It is trite that a court must deal with a controversy that is live and not one that is moot.
“The position of the law is that if the dispute becomes academic by reason of changed circumstances the court’s jurisdiction ceases and the case becomes moot …..” per MALABA CJ in Khuphe & Anor v Parliament of Zimbabwe and Others CCZ 20/19. See also: Zimbabwe School Examinations Council v Makomeka and Another SC 10-20.
I am of the opinion that there is no longer a live controversy in this matter and the balance of convenience does not favour restoring occupation to members of applicant. Whether or not the applicant was claiming occupation through 2nd respondent whose eviction and all those who claim through it is not under any cloud of controversy.
It is traditional that costs follow the cause. However that position is not cast on stone and each case must be dealt with on its peculiar circumstances alive of course to the general approach.
The conduct of 1st and 3rd respondents fell rather short of what one would expect from an officer of this court in the position of the 3rd respondent. Such conduct overloads this court with application after application especially in cases where the execution is say against property.
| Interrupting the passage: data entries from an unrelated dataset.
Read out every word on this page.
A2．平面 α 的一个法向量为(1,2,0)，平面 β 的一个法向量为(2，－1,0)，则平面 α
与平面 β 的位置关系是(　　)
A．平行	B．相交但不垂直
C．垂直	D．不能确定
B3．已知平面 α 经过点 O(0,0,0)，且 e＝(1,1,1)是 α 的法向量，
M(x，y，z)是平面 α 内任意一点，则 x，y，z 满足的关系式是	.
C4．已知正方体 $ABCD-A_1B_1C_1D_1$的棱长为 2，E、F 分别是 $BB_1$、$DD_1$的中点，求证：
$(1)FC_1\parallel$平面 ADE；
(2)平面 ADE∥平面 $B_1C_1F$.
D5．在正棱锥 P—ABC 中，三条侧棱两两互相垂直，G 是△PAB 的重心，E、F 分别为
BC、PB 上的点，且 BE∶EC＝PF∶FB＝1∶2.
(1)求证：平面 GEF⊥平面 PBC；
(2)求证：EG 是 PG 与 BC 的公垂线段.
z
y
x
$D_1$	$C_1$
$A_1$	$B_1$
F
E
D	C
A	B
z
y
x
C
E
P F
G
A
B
Matters are better permanently finalised that their finalisation deferred. As for the 1st respondent, its conduct was akin to attempting to defeat the applications and unfairly pre-empt the court. This calls for censure.
It is therefore ordered as follows:
(1) The application for stay of execution of the amended court order in the case undercover of case number HC 774/17 be and is hereby dismissed.
(2) 1st respondent be and is hereby ordered to pay the costs of this application to the applicant on an attorney and client scale.